We would like to use this letter to note some key considerations for this nascent field. First, ophthalmoscopy of any kind requires the passage of light through a condensing lens and onto a patient's retina. This has implications on both patient safety (e.g., phototoxicity) and image quality. As Ashish et al point out, the light-emitting diode (LED) light source on the HTC phone was in some cases believed to be overly bright and required attenuation with tissue paper. This highlights the importance of understanding and documenting the nature of the light source being used, especially with the wide variety of phone models constantly coming to market. Using the ISO 15004-2:2007 standard for optical radiation safety as a guide, we evolved our original design from using a phone's internal LED light source1 to one that uses an adjustable, external LED2 present in the final commercial version launched in 2015 (Paxos Scopeby Digisight Technologies). Currently, it is designed to be coupled to nearly any user-owned phone. Second, as adapters are regulated medical devices, they must be manufactured with quality assurance and appropriate system design controls.

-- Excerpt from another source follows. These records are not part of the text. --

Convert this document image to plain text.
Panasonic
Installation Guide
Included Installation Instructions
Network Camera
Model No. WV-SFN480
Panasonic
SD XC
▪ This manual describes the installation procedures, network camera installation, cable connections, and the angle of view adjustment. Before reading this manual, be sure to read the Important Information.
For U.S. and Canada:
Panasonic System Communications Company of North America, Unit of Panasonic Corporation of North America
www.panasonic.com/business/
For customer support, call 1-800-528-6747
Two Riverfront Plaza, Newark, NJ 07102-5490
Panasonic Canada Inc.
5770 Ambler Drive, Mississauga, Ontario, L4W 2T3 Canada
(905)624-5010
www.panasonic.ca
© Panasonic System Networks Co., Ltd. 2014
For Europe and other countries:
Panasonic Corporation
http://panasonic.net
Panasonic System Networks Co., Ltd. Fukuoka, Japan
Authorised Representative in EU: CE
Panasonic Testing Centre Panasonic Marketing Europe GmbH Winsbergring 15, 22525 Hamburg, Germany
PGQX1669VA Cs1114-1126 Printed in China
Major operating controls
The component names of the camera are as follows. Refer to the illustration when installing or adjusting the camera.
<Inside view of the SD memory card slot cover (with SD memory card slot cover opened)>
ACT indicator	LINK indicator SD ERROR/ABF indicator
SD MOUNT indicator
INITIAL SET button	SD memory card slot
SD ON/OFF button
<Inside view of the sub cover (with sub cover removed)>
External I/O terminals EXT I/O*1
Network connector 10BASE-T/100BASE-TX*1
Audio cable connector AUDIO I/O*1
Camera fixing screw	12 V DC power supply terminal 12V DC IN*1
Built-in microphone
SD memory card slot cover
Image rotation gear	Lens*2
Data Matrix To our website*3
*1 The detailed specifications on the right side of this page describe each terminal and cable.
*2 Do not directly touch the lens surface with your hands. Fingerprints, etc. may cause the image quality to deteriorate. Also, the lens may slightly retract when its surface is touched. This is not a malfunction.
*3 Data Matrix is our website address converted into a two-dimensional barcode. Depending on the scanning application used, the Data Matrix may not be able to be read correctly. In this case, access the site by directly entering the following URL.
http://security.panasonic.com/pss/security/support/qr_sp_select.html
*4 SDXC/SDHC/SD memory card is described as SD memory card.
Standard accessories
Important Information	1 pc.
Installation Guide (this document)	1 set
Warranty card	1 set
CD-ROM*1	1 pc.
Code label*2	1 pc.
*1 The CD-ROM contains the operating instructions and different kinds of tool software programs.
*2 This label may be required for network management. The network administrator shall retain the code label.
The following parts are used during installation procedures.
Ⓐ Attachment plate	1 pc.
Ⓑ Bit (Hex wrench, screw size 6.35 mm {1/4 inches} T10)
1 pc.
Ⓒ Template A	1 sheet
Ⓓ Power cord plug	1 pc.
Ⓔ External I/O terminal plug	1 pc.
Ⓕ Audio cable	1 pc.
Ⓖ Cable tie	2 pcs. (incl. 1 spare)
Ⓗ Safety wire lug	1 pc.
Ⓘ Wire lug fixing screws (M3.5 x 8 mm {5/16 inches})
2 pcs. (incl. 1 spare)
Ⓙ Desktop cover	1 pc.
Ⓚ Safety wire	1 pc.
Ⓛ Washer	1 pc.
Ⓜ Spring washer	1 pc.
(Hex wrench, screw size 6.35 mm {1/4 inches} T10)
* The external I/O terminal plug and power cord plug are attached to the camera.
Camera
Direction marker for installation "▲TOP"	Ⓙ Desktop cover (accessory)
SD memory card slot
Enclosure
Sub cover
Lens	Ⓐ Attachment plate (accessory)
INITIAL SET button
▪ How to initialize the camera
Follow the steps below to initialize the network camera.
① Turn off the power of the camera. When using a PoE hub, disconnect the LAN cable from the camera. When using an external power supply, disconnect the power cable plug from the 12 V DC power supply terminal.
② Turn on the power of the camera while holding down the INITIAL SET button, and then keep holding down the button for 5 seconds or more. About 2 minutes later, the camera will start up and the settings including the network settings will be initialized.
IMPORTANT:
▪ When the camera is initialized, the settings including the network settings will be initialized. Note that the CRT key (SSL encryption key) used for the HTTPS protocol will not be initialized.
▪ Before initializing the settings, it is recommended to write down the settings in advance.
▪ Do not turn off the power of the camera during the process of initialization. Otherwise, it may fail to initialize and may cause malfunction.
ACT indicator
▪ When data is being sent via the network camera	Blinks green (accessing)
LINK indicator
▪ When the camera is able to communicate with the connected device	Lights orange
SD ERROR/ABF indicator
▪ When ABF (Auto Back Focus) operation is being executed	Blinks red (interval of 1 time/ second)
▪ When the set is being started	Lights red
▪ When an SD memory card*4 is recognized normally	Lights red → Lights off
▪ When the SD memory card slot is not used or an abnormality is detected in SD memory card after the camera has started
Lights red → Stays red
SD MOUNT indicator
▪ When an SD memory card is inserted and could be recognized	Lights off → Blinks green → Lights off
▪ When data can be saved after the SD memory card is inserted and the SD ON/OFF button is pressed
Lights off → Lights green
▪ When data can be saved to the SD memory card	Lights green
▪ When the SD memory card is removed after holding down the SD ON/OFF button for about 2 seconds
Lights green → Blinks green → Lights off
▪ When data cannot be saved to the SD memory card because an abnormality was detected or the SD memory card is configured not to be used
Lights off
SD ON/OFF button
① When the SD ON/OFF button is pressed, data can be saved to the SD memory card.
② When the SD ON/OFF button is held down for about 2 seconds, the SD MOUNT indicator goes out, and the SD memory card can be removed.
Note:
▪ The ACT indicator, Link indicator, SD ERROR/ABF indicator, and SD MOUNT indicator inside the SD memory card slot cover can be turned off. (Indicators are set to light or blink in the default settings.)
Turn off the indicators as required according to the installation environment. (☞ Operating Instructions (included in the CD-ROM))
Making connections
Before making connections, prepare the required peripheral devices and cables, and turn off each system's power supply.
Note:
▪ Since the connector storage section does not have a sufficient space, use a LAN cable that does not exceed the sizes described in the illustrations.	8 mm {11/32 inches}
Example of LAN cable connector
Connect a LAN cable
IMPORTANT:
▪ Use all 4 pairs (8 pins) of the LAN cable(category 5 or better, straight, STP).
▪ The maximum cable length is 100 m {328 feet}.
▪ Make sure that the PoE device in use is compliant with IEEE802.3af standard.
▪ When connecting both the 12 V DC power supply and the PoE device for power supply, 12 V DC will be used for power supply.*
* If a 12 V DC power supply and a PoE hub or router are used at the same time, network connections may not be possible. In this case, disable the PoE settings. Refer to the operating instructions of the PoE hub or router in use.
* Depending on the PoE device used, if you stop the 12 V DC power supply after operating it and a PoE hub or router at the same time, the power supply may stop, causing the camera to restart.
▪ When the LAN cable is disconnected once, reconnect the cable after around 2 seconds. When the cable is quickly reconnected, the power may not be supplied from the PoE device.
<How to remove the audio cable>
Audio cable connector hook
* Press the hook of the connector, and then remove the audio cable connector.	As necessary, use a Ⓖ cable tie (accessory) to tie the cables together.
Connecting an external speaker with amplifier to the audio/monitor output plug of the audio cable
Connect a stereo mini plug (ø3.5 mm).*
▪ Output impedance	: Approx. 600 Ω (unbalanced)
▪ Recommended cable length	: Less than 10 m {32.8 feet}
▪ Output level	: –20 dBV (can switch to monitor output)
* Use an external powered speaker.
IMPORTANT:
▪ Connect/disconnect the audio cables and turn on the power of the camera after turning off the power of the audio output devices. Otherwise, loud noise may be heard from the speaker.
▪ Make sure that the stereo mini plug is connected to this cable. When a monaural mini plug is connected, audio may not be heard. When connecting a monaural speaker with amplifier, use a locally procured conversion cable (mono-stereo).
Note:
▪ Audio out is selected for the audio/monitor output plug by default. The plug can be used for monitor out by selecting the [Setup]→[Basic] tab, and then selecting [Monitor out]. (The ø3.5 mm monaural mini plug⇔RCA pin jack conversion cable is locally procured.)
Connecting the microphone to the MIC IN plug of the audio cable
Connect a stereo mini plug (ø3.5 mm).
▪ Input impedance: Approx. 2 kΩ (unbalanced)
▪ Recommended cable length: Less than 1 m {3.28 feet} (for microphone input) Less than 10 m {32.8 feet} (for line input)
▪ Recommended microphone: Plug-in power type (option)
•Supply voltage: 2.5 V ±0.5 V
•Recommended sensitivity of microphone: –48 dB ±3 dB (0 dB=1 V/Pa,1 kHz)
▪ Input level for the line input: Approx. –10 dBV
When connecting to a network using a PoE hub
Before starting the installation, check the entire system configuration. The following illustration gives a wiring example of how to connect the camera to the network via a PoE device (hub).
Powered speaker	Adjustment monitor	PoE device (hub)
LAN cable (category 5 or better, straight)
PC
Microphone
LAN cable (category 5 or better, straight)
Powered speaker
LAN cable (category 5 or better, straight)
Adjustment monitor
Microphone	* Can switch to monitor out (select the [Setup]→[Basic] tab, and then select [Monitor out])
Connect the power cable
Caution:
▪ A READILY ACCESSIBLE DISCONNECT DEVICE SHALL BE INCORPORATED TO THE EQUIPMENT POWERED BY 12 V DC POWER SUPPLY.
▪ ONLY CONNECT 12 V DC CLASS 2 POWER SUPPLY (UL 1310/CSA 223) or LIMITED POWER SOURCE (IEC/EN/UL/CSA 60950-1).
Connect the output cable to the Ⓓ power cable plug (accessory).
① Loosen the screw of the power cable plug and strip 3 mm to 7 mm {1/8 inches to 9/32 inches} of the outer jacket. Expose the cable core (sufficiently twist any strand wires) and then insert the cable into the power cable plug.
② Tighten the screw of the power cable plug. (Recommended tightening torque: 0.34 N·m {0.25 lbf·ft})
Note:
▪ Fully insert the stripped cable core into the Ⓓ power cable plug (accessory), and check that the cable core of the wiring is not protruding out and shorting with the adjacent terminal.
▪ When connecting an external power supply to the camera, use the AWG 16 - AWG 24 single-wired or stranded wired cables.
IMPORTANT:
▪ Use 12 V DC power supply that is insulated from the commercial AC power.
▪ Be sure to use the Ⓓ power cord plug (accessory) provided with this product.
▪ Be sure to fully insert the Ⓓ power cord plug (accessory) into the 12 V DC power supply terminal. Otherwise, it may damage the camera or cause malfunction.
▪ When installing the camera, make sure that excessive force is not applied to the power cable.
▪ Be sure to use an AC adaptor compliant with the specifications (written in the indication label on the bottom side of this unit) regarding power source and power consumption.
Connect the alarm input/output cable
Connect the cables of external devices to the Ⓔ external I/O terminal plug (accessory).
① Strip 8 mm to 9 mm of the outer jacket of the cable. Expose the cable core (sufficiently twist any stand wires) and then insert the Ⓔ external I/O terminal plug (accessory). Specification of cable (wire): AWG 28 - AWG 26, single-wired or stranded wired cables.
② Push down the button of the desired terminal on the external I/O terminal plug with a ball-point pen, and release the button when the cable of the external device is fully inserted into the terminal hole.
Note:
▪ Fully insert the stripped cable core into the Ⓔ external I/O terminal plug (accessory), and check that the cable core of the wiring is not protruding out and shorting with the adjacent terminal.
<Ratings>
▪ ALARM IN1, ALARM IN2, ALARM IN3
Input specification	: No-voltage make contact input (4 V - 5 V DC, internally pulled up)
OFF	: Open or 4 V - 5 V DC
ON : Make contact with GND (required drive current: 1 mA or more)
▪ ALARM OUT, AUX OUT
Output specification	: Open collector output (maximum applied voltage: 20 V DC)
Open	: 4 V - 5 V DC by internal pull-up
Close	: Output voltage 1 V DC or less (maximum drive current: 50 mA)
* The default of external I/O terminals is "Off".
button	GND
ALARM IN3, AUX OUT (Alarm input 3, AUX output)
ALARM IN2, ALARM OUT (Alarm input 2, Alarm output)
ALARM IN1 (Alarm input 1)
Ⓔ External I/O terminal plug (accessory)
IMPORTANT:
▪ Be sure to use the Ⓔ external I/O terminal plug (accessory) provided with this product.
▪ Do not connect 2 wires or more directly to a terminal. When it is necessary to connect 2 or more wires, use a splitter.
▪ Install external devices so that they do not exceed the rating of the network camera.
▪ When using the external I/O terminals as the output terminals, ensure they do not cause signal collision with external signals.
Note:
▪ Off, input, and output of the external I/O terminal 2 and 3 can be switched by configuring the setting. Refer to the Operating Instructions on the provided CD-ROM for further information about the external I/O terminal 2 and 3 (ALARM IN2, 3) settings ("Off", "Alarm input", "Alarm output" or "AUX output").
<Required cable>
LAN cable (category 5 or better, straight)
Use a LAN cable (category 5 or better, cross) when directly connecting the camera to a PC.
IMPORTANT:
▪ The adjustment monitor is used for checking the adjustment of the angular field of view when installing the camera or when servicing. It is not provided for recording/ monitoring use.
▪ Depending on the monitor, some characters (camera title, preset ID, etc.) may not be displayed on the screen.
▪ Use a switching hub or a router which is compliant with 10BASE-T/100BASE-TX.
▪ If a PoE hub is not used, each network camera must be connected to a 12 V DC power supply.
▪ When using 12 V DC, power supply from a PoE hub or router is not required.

Finally, a critical consideration is having a secure HIPAA+compliant way of storing and transmitting sensitive patient information collected on smartphones. Recent data security breaches at major hospitals have only highlighted the importance of vigilance in the digital age.9,10 In our study, we used Digisight's HIPAA-compliant iPhone application (now Paxos) as an integrated system to collect information from other portions of the eye examination (i.e., visual acuity) and the patient's fundus photographs. Photographs taken through the application were transmitted directly to secured Digisight servers and not stored locally on the smartphone. The data were then viewable through a secured cloud server.
There are certainly other considerations related to the ease, quality, safety, and security of fundus imaging that merit further discussion. We thank the editors for the opportunity to respond to the work that Ashish et al and others are doing with smartphone fundus photography to improve patient care.